Why Kenya's much touted smart licence may suffer a stillbirth
This is not the first time however the government has tried to digitize the notorious transport sector and failed miserably.
The second generation smart driving licenses which will be the size of a standard debit card will come embedded with a secure computer chip containing the holders information, which is only readable using special electronic gadgets owned and managed by NTSA.
“The smart licenses have a payment wallet that enables traffic officers to collect fines from motorists via a gadget” NTSA director general Francis Meja said at the sidelines of a CEO’s forum hosted by Vision 2030 secretariat board.
“When in place, the smart driving license will enable the government to capture the driving history of all drivers and improve enforcement of traffic laws” Mr. Meja added.
Upon committing minor traffic offences like speeding, riding motorcycles without protective gear, failure to fasten seat belts and pedestrians blocking free passage of car among other offences, one will be subjected to instant fine.
The penalties range between $5 (Sh500) and $100.
This is not the first time however the government has tried to digitize the notorious transport sector and failed miserably. In 2014 government announced plans to introduce the cashless system for the transport sector to no avail.
Since then little has changed to convince Kenyans and analysts alike the same fate would not met this new government toy.
Kenyan ‘corrupt’ cops will never have it
It is a fact that Kenyan roads are one of the most corrupt in the world, the first thing the smart licences seeks to do is eradicate corruption on the Kenyan roads.
As we all know it, corruption always fights back and I am afraid the smart licences is doomed to fail because the very people charged with enforcing it are direct beneficiaries of the same.
Cops and their seniors are the biggest losers should the digital driving license come into effect and therefore they are the biggest saboteurs of the same.
Lack of capacity
NTSA requires a massive back up system to process millions of digital driving licenses daily and save the same data as evidence for future prosecutions.
So far the government body has not come out to reveal what kind of investment and systems they have in place for this exercise.
Brenda Nyokabi, a freelance software programmer based in Nairobi while commending NTSA for such a noble idea, however wonders in this age of hacking and privacy issues how the slow to adopt government will fare.
"It is commendable that the NTSA is taking a bold move to use Electronic Driver’s License to take control of Kenyan Roads and ensure safety.

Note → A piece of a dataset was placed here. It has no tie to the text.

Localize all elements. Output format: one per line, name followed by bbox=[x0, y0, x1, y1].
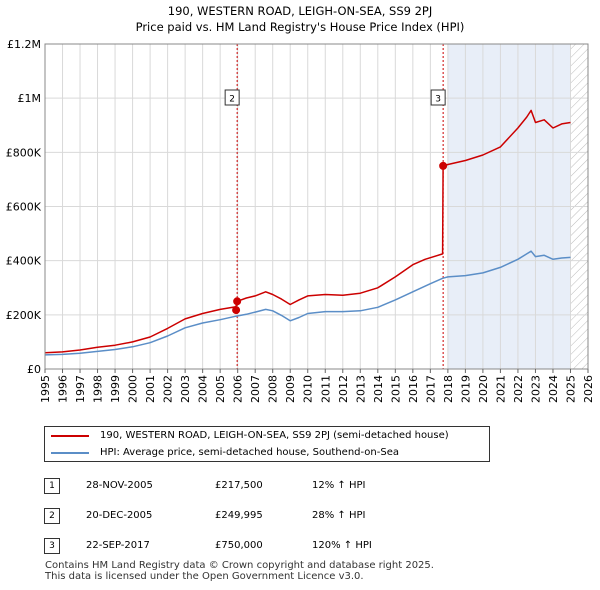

This kind of system will eventually be able to improved driver accountability, reduces administrative fraud and identity theft. But as a developer my biggest concern is on data privacy and security. Any kind of technology is susceptible to hacking. How is this going to be handled?” she poses.
According to the Matatu Owners Association (MOA) there are 80,000 PSVs on different routes in Nairobi operating daily not to mention private vehicles, is NTSA systems able to handle this number without crashing?
Nyokabi reckons it would have been wise for the government to first carry out a pilot programme before carrying out the countrywide exercise at least to save the taxpayers the much needed resources.
Lack of awareness
NTSA hopes to begin using the card from next month; I am sure anyone who did not watch last night evening news and they are not active users of social media as in the case of most folks upcountry is completely unaware of the new directive.
NTSA hopes to crack down on minor traffic offenders and pedestrians have not been spared either, they can in an instant be slapped with a fine for even blocking drive ways, therefore has NTSA done enough awareness on the likely consequences of the smart license adoption.
“NTSA should try to build awareness on what this would mean to a normal mwanainchi and emphasize on the cons and pros and gauge how receptive Kenyans are to kind of system before deployment." Nyokabi added.
The first rule of business before introducing any goods and services is to do enough awareness campaign and by that I mean adequate consultations with all the parties likely to be affected by the move.
Matatu Owners Association (MOA) cited lack of consultation as the reason why the much touted cashless system government tried to roll out failed.
It is hard to believe the same has changed.